Unabhängig davon können durch stützende Familien- und Einzel gespräche die Schwierigkeiten aufgefangen, und bearbeitet werden. Es ist immer das Ziel, ein besseres Verständnis statt gegenseitige Vorwürfe für alle beteiligten zu erreichen.
Meist handelt es sich aber um Familien, in denen es nicht üblich ist, über seelische und familiäre Probleme zu sprechen. Mit derartigen Schwierigkeiten wird umgegangen,als ob sie nicht vorhanden wären insbesondere bei der Vermutung, daß die Probleme und die Selbstschädigung der Betroffenen Ausdruck eines familiären Konflikts sein könnten.
Ganz schwierig wird es, wenn der Vorwurf eines Mißbrauchs im Raum steht, der vielleicht schon einmal oder auch gar nie ausgesprochen wurde.
Hier stellt sich die Frage, ob es Sinn macht, daß die übrigen Familienmitglieder die Heimlichkeit oder Verleugnung mittragen?
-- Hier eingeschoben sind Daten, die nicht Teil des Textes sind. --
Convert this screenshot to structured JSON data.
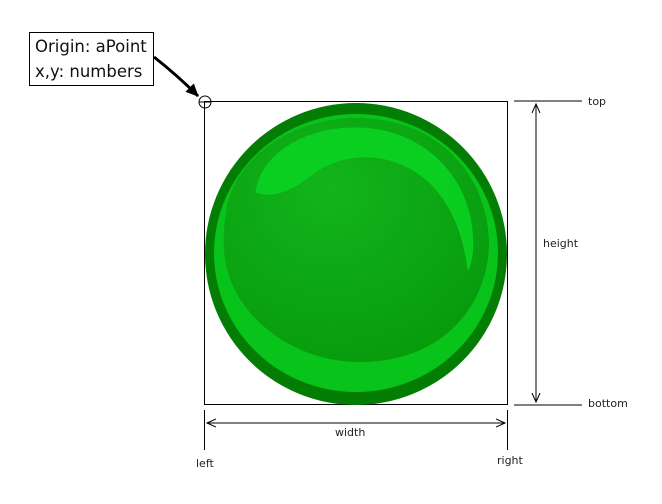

Kann es zur Behandlung beitragen, wenn die Familienmitglieder das "Nicht- hinschauen- dürfen" ebenso aushalten wie die Betroffenen?
Wie schon angedeutet sprechen auch die Betroffenen wegen ihrer eigenen Schuldgefühle und der Angst, von den Familienmitgliedern bestraft zu werden, meist nur andeutungsweise über einen Mißbrauch.
Sie brauchen sehr viel Mut und Unterstützung von anderen, um das " dunkle" ans Tageslicht zu bringen.
Im alltäglichen Miteinander wird es schwierig, wenn die Betroffenen in Situationen, in denen sie sich zurückgesetzt, verletzt, ungerecht behandelt oder verlassen fühlen, mit erneuten Selbstverletzungen reagieren.
Das kann die Umgebung enorm unter Druck setzen, weil es Schuldgefühle auslöst und die Angehörigen/Partner/Freunde- Angst vor einer weiteren Selbstverletzung oder vor einem Selbstmord haben.
Unabhängig davon, ob die Angehörigen mit Rücksicht oder Vorwürfen reagieren, meist werden dadurch die Konflikte nicht gelöst und das Verhalten nicht verändert.
Deshalb ist es immer sinnvoll, die Enttäuschung und Wut , sowie die Hilflosigkeit anzusprechen.
Auch die Betroffenen können dadaurch die Reaktionen ihrer Umgebung leichter verstehen.
Im Zweifelsfall sollte man sich therapeutische Unterstützung oder Rat in einer Selbsthilfegruppe holen.
Schon allein die Tatsache, mit diesem Problem nicht allein dazustehen, wird gelegentlich als entlastend erlebt.